23. I am satisfied that the Tribunal Member was entitled to draw an adverse inference from the fact that the applicant produced an un-translated copy of his birth certificate at the hearing. The decision maker was, in my view, entitled to come to the conclusion that she did in relation to the identity documentation. In his interview held on 19th March, 2008, the applicant had stated that he would get "them" (meaning the identity documents) sent on by post. It was only at the hearing on 6th May, 2010, that he produced an un-translated copy of his birth certificate. In these circumstances, the comment of the RAT in relation to the late production of the document, was something that she was entitled to remark upon.

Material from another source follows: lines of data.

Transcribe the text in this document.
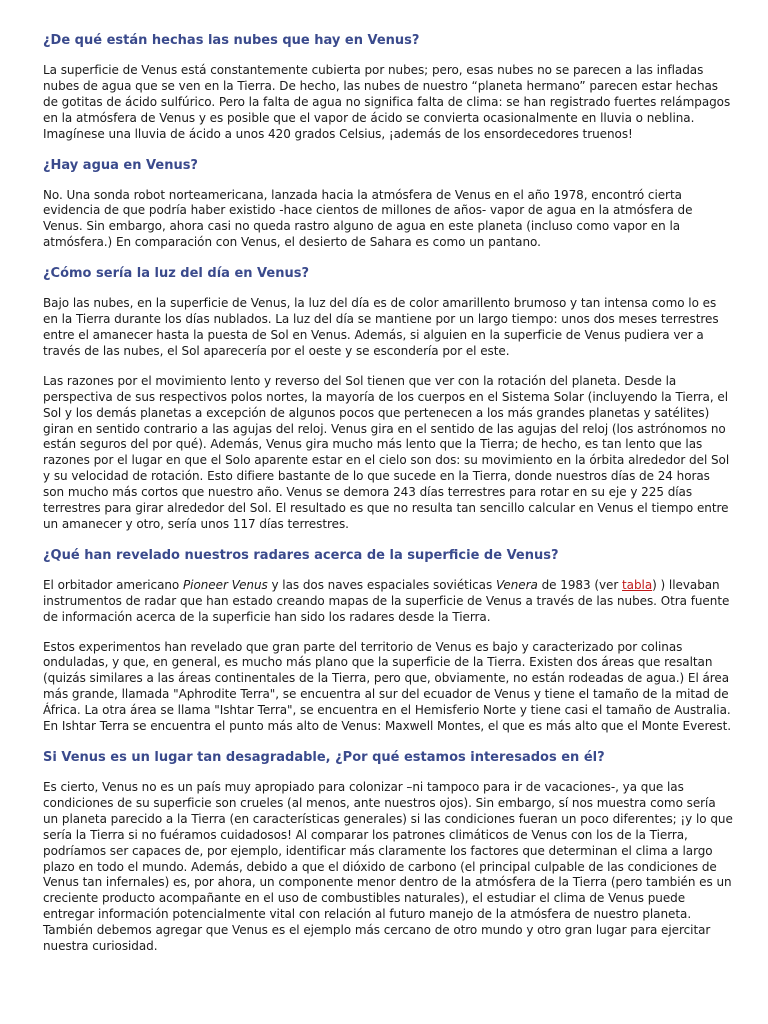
¿De qué están hechas las nubes que hay en Venus?
La superficie de Venus está constantemente cubierta por nubes; pero, esas nubes no se parecen a las infladas nubes de agua que se ven en la Tierra. De hecho, las nubes de nuestro “planeta hermano” parecen estar hechas de gotitas de ácido sulfúrico. Pero la falta de agua no significa falta de clima: se han registrado fuertes relámpagos en la atmósfera de Venus y es posible que el vapor de ácido se convierta ocasionalmente en lluvia o neblina. Imagínese una lluvia de ácido a unos 420 grados Celsius, ¡además de los ensordecedores truenos!
¿Hay agua en Venus?
No. Una sonda robot norteamericana, lanzada hacia la atmósfera de Venus en el año 1978, encontró cierta evidencia de que podría haber existido -hace cientos de millones de años- vapor de agua en la atmósfera de Venus. Sin embargo, ahora casi no queda rastro alguno de agua en este planeta (incluso como vapor en la atmósfera.) En comparación con Venus, el desierto de Sahara es como un pantano.
¿Cómo sería la luz del día en Venus?
Bajo las nubes, en la superficie de Venus, la luz del día es de color amarillento brumoso y tan intensa como lo es en la Tierra durante los días nublados. La luz del día se mantiene por un largo tiempo: unos dos meses terrestres entre el amanecer hasta la puesta de Sol en Venus. Además, si alguien en la superficie de Venus pudiera ver a través de las nubes, el Sol aparecería por el oeste y se escondería por el este.
Las razones por el movimiento lento y reverso del Sol tienen que ver con la rotación del planeta. Desde la perspectiva de sus respectivos polos nortes, la mayoría de los cuerpos en el Sistema Solar (incluyendo la Tierra, el Sol y los demás planetas a excepción de algunos pocos que pertenecen a los más grandes planetas y satélites) giran en sentido contrario a las agujas del reloj. Venus gira en el sentido de las agujas del reloj (los astrónomos no están seguros del por qué). Además, Venus gira mucho más lento que la Tierra; de hecho, es tan lento que las razones por el lugar en que el Solo aparente estar en el cielo son dos: su movimiento en la órbita alrededor del Sol y su velocidad de rotación. Esto difiere bastante de lo que sucede en la Tierra, donde nuestros días de 24 horas son mucho más cortos que nuestro año. Venus se demora 243 días terrestres para rotar en su eje y 225 días terrestres para girar alrededor del Sol. El resultado es que no resulta tan sencillo calcular en Venus el tiempo entre un amanecer y otro, sería unos 117 días terrestres.
¿Qué han revelado nuestros radares acerca de la superficie de Venus?
El orbitador americano Pioneer Venus y las dos naves espaciales soviéticas Venera de 1983 (ver tabla) ) llevaban instrumentos de radar que han estado creando mapas de la superficie de Venus a través de las nubes. Otra fuente de información acerca de la superficie han sido los radares desde la Tierra.
Estos experimentos han revelado que gran parte del territorio de Venus es bajo y caracterizado por colinas onduladas, y que, en general, es mucho más plano que la superficie de la Tierra. Existen dos áreas que resaltan (quizás similares a las áreas continentales de la Tierra, pero que, obviamente, no están rodeadas de agua.) El área más grande, llamada "Aphrodite Terra", se encuentra al sur del ecuador de Venus y tiene el tamaño de la mitad de África. La otra área se llama "Ishtar Terra", se encuentra en el Hemisferio Norte y tiene casi el tamaño de Australia. En Ishtar Terra se encuentra el punto más alto de Venus: Maxwell Montes, el que es más alto que el Monte Everest.
Si Venus es un lugar tan desagradable, ¿Por qué estamos interesados en él?
Es cierto, Venus no es un país muy apropiado para colonizar –ni tampoco para ir de vacaciones-, ya que las condiciones de su superficie son crueles (al menos, ante nuestros ojos). Sin embargo, sí nos muestra como sería un planeta parecido a la Tierra (en características generales) si las condiciones fueran un poco diferentes; ¡y lo que sería la Tierra si no fuéramos cuidadosos! Al comparar los patrones climáticos de Venus con los de la Tierra, podríamos ser capaces de, por ejemplo, identificar más claramente los factores que determinan el clima a largo plazo en todo el mundo. Además, debido a que el dióxido de carbono (el principal culpable de las condiciones de Venus tan infernales) es, por ahora, un componente menor dentro de la atmósfera de la Tierra (pero también es un creciente producto acompañante en el uso de combustibles naturales), el estudiar el clima de Venus puede entregar información potencialmente vital con relación al futuro manejo de la atmósfera de nuestro planeta. También debemos agregar que Venus es el ejemplo más cercano de otro mundo y otro gran lugar para ejercitar nuestra curiosidad.
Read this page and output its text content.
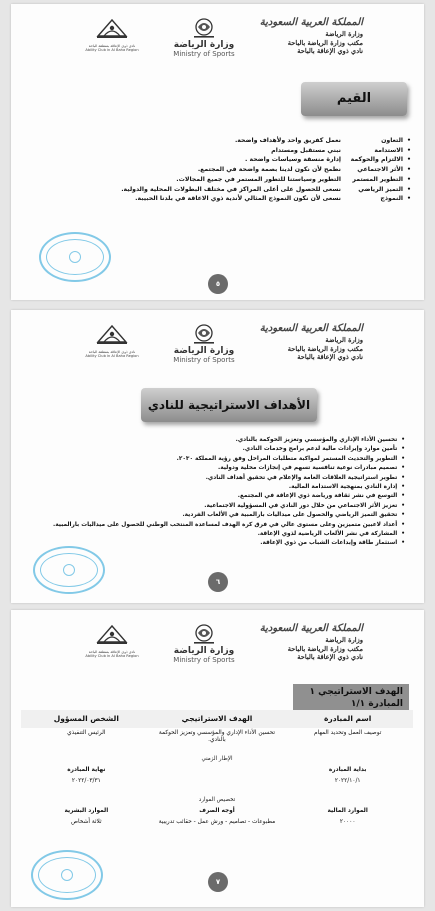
نادي ذوي الإعاقة بمنطقة الباحة
Ability Club in Al Baha Region
وزارة الرياضة
Ministry of Sports
المملكة العربية السعودية
وزارة الرياضة
مكتب وزارة الرياضة بالباحة
نادي ذوي الإعاقة بالباحة
القيم
• التعاون
نعمل كفريق واحد ولأهداف واضحة.
• الاستدامة
نبني مستقبل ومستدام
• الالتزام والحوكمة
إدارة منسقة وسياسات واضحة .
• الأثر الاجتماعي
نطمح لأن نكون لدينا بصمة واضحة في المجتمع.
• التطوير المستمر
التطوير وسياستنا للتطور المستمر في جميع المجالات.
• التميز الرياضي
نسعى للحصول على أعلى المراكز في مختلف البطولات المحلية والدولية.
• النموذج
نسعى لأن نكون النموذج المثالي لأندية ذوي الاعاقة في بلدنا الحبيبة.
٥
نادي ذوي الإعاقة بمنطقة الباحة
Ability Club in Al Baha Region
وزارة الرياضة
Ministry of Sports
المملكة العربية السعودية
وزارة الرياضة
مكتب وزارة الرياضة بالباحة
نادي ذوي الإعاقة بالباحة
الأهداف الاستراتيجية للنادي
• تحسين الأداء الإداري والمؤسسي وتعزيز الحوكمة بالنادي.
• تأمين موارد وإيرادات مالية لدعم برامج وخدمات النادي.
• التطوير والتحديث المستمر لمواكبة متطلبات المراحل وفق رؤية المملكة ٢٠٣٠.
• تصميم مبادرات نوعية تنافسية تسهم في إنجازات محلية ودولية.
• تطوير استراتيجية العلاقات العامة والإعلام في تحقيق أهداف النادي.
• إدارة النادي بمنهجية الاستدامة المالية.
• التوسع في نشر ثقافة ورياضة ذوي الإعاقة في المجتمع.
• تعزيز الأثر الاجتماعي من خلال دور النادي في المسؤولية الاجتماعية.
• تحقيق التميز الرياضي والحصول على ميداليات بارالمبية في الألعاب الفردية.
• أعداد لاعبين متميزين وعلى مستوى عالي في فرق كرة الهدف لمساعدة المنتخب الوطني للحصول على ميداليات بارالمبية.
• المشاركة في نشر الألعاب الرياضية لذوي الإعاقة.
• استثمار طاقة وإبداعات الشباب من ذوي الإعاقة.
٦
نادي ذوي الإعاقة بمنطقة الباحة
Ability Club in Al Baha Region
وزارة الرياضة
Ministry of Sports
المملكة العربية السعودية
وزارة الرياضة
مكتب وزارة الرياضة بالباحة
نادي ذوي الإعاقة بالباحة
الهدف الاستراتيجي ١
المبادرة ١/١
اسم المبادرة
الهدف الاستراتيجي
الشخص المسؤول
توصيف العمل وتحديد المهام
تحسين الأداء الإداري والمؤسسي وتعزيز الحوكمة بالنادي.
الرئيس التنفيذي
الإطار الزمني
بداية المبادرة
نهاية المبادرة
٢٠٢٢/١٠/١
٢٠٢٢/٠٣/٣١
تخصيص الموارد
الموارد المالية
أوجه الصرف
الموارد البشرية
٢٠٠٠٠
مطبوعات - تصاميم - ورش عمل - حقائب تدريبية
ثلاثة أشخاص
٧
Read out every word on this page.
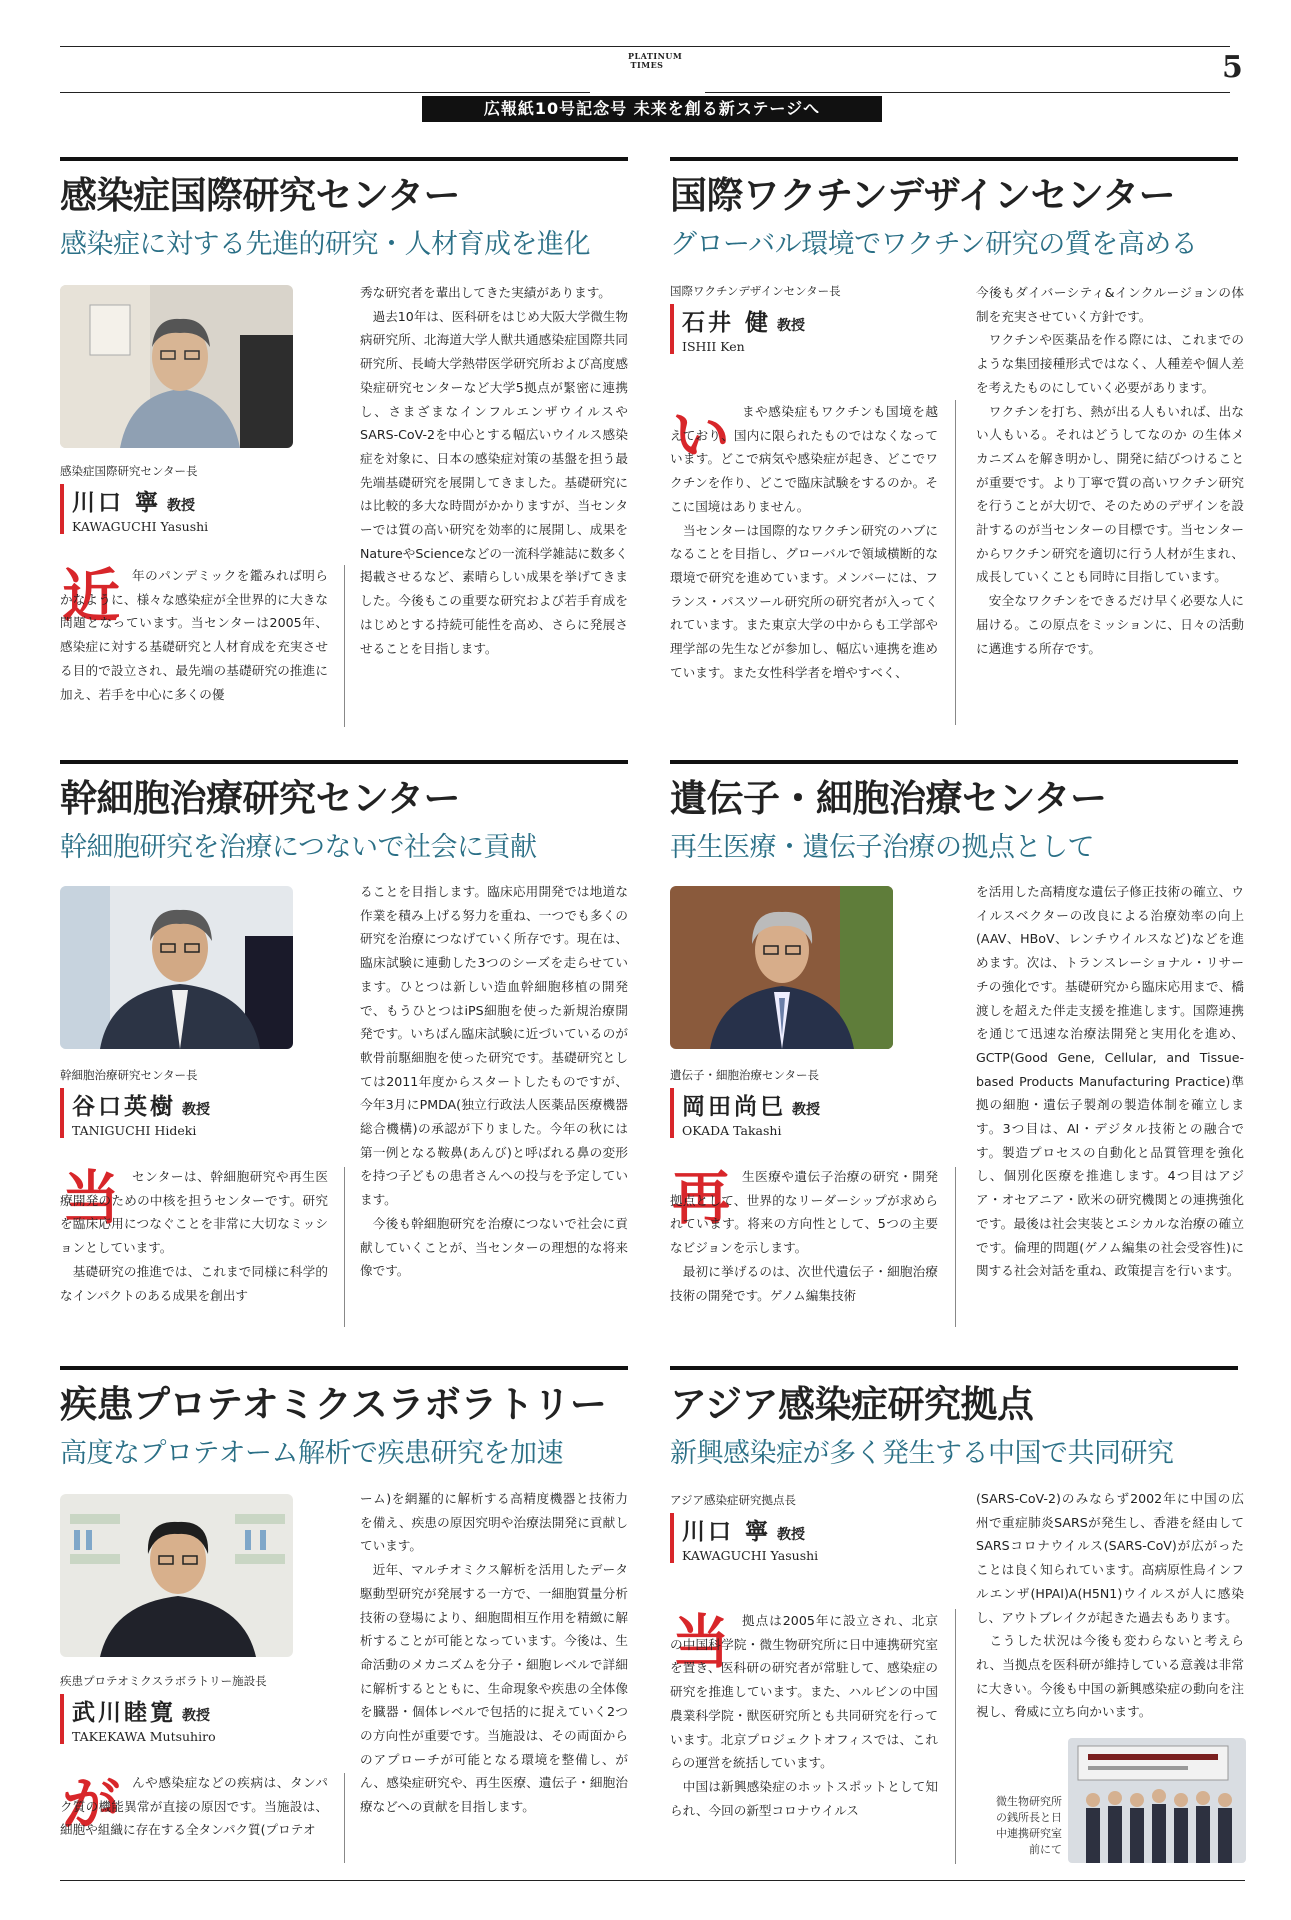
PLATINUM TIMES	5
広報紙10号記念号 未来を創る新ステージへ
感染症国際研究センター
感染症に対する先進的研究・人材育成を進化
感染症国際研究センター長
川口 寧 教授
KAWAGUCHI Yasushi
近 年のパンデミックを鑑みれば明らかなように、様々な感染症が全世界的に大きな問題となっています。当センターは2005年、感染症に対する基礎研究と人材育成を充実させる目的で設立され、最先端の基礎研究の推進に加え、若手を中心に多くの優

秀な研究者を輩出してきた実績があります。
　過去10年は、医科研をはじめ大阪大学微生物病研究所、北海道大学人獣共通感染症国際共同研究所、長崎大学熱帯医学研究所および高度感染症研究センターなど大学5拠点が緊密に連携し、さまざまなインフルエンザウイルスやSARS-CoV-2を中心とする幅広いウイルス感染症を対象に、日本の感染症対策の基盤を担う最先端基礎研究を展開してきました。基礎研究には比較的多大な時間がかかりますが、当センターでは質の高い研究を効率的に展開し、成果をNatureやScienceなどの一流科学雑誌に数多く掲載させるなど、素晴らしい成果を挙げてきました。今後もこの重要な研究および若手育成をはじめとする持続可能性を高め、さらに発展させることを目指します。
国際ワクチンデザインセンター
グローバル環境でワクチン研究の質を高める
国際ワクチンデザインセンター長
石井 健 教授
ISHII Ken
い まや感染症もワクチンも国境を越えており、国内に限られたものではなくなっています。どこで病気や感染症が起き、どこでワクチンを作り、どこで臨床試験をするのか。そこに国境はありません。
　当センターは国際的なワクチン研究のハブになることを目指し、グローバルで領域横断的な環境で研究を進めています。メンバーには、フランス・パスツール研究所の研究者が入ってくれています。また東京大学の中からも工学部や理学部の先生などが参加し、幅広い連携を進めています。また女性科学者を増やすべく、
今後もダイバーシティ&インクルージョンの体制を充実させていく方針です。
　ワクチンや医薬品を作る際には、これまでのような集団接種形式ではなく、人種差や個人差を考えたものにしていく必要があります。
　ワクチンを打ち、熱が出る人もいれば、出ない人もいる。それはどうしてなのか の生体メカニズムを解き明かし、開発に結びつけることが重要です。より丁寧で質の高いワクチン研究を行うことが大切で、そのためのデザインを設計するのが当センターの目標です。当センターからワクチン研究を適切に行う人材が生まれ、成長していくことも同時に目指しています。
　安全なワクチンをできるだけ早く必要な人に届ける。この原点をミッションに、日々の活動に邁進する所存です。
幹細胞治療研究センター
幹細胞研究を治療につないで社会に貢献
幹細胞治療研究センター長
谷口英樹 教授
TANIGUCHI Hideki
当 センターは、幹細胞研究や再生医療開発のための中核を担うセンターです。研究を臨床応用につなぐことを非常に大切なミッションとしています。
　基礎研究の推進では、これまで同様に科学的なインパクトのある成果を創出す
ることを目指します。臨床応用開発では地道な作業を積み上げる努力を重ね、一つでも多くの研究を治療につなげていく所存です。現在は、臨床試験に連動した3つのシーズを走らせています。ひとつは新しい造血幹細胞移植の開発で、もうひとつはiPS細胞を使った新規治療開発です。いちばん臨床試験に近づいているのが軟骨前駆細胞を使った研究です。基礎研究としては2011年度からスタートしたものですが、今年3月にPMDA(独立行政法人医薬品医療機器総合機構)の承認が下りました。今年の秋には第一例となる鞍鼻(あんび)と呼ばれる鼻の変形を持つ子どもの患者さんへの投与を予定しています。
　今後も幹細胞研究を治療につないで社会に貢献していくことが、当センターの理想的な将来像です。
遺伝子・細胞治療センター
再生医療・遺伝子治療の拠点として
遺伝子・細胞治療センター長
岡田尚巳 教授
OKADA Takashi
再 生医療や遺伝子治療の研究・開発拠点として、世界的なリーダーシップが求められています。将来の方向性として、5つの主要なビジョンを示します。
　最初に挙げるのは、次世代遺伝子・細胞治療技術の開発です。ゲノム編集技術
を活用した高精度な遺伝子修正技術の確立、ウイルスベクターの改良による治療効率の向上(AAV、HBoV、レンチウイルスなど)などを進めます。次は、トランスレーショナル・リサーチの強化です。基礎研究から臨床応用まで、橋渡しを超えた伴走支援を推進します。国際連携を通じて迅速な治療法開発と実用化を進め、GCTP(Good Gene, Cellular, and Tissue-based Products Manufacturing Practice)準拠の細胞・遺伝子製剤の製造体制を確立します。3つ目は、AI・デジタル技術との融合です。製造プロセスの自動化と品質管理を強化し、個別化医療を推進します。4つ目はアジア・オセアニア・欧米の研究機関との連携強化です。最後は社会実装とエシカルな治療の確立です。倫理的問題(ゲノム編集の社会受容性)に関する社会対話を重ね、政策提言を行います。
疾患プロテオミクスラボラトリー
高度なプロテオーム解析で疾患研究を加速
疾患プロテオミクスラボラトリー施設長
武川睦寛 教授
TAKEKAWA Mutsuhiro
が んや感染症などの疾病は、タンパク質の機能異常が直接の原因です。当施設は、細胞や組織に存在する全タンパク質(プロテオ
ーム)を網羅的に解析する高精度機器と技術力を備え、疾患の原因究明や治療法開発に貢献しています。
　近年、マルチオミクス解析を活用したデータ駆動型研究が発展する一方で、一細胞質量分析技術の登場により、細胞間相互作用を精緻に解析することが可能となっています。今後は、生命活動のメカニズムを分子・細胞レベルで詳細に解析するとともに、生命現象や疾患の全体像を臓器・個体レベルで包括的に捉えていく2つの方向性が重要です。当施設は、その両面からのアプローチが可能となる環境を整備し、がん、感染症研究や、再生医療、遺伝子・細胞治療などへの貢献を目指します。
アジア感染症研究拠点
新興感染症が多く発生する中国で共同研究
アジア感染症研究拠点長
川口 寧 教授
KAWAGUCHI Yasushi
当 拠点は2005年に設立され、北京の中国科学院・微生物研究所に日中連携研究室を置き、医科研の研究者が常駐して、感染症の研究を推進しています。また、ハルビンの中国農業科学院・獣医研究所とも共同研究を行っています。北京プロジェクトオフィスでは、これらの運営を統括しています。
　中国は新興感染症のホットスポットとして知られ、今回の新型コロナウイルス
(SARS-CoV-2)のみならず2002年に中国の広州で重症肺炎SARSが発生し、香港を経由してSARSコロナウイルス(SARS-CoV)が広がったことは良く知られています。高病原性鳥インフルエンザ(HPAI)A(H5N1)ウイルスが人に感染し、アウトブレイクが起きた過去もあります。
　こうした状況は今後も変わらないと考えられ、当拠点を医科研が維持している意義は非常に大きい。今後も中国の新興感染症の動向を注視し、脅威に立ち向かいます。
微生物研究所の銭所長と日中連携研究室前にて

View of the Tribunal that the dispute was not a blood feud
24. In the RAT decision, it was stated that in the Tribunal's view this was not a dispute which could be characterised as a blood feud at all. The applicant submits that this view was formed at least in part due to the misunderstanding of the applicant's evidence as to why his father would not give him the name of the other family, lest the applicant might take immediate revenge against that family. In fact, as set out above and as averred to by the applicant at para. 20 of his affidavit, the applicant's evidence was that his father did not want to tell him the name of the family, lest in the event of that family killing the applicant's father, the applicant would then avenge his father's death. The applicant submits that in determining whether the dispute could be said to be an authentic blood feud, it would appear that the Tribunal was influenced by this significant error of fact. The Tribunal expressly commented at p. 24 of the decision that "if this were a true blood feud in accordance with the Kanun Lek", it would be the Todri family who might seek retribution rather than the applicant. The error of fact led the Tribunal to conclude that whatever this dispute may have been, it could not be characterised as a blood feud.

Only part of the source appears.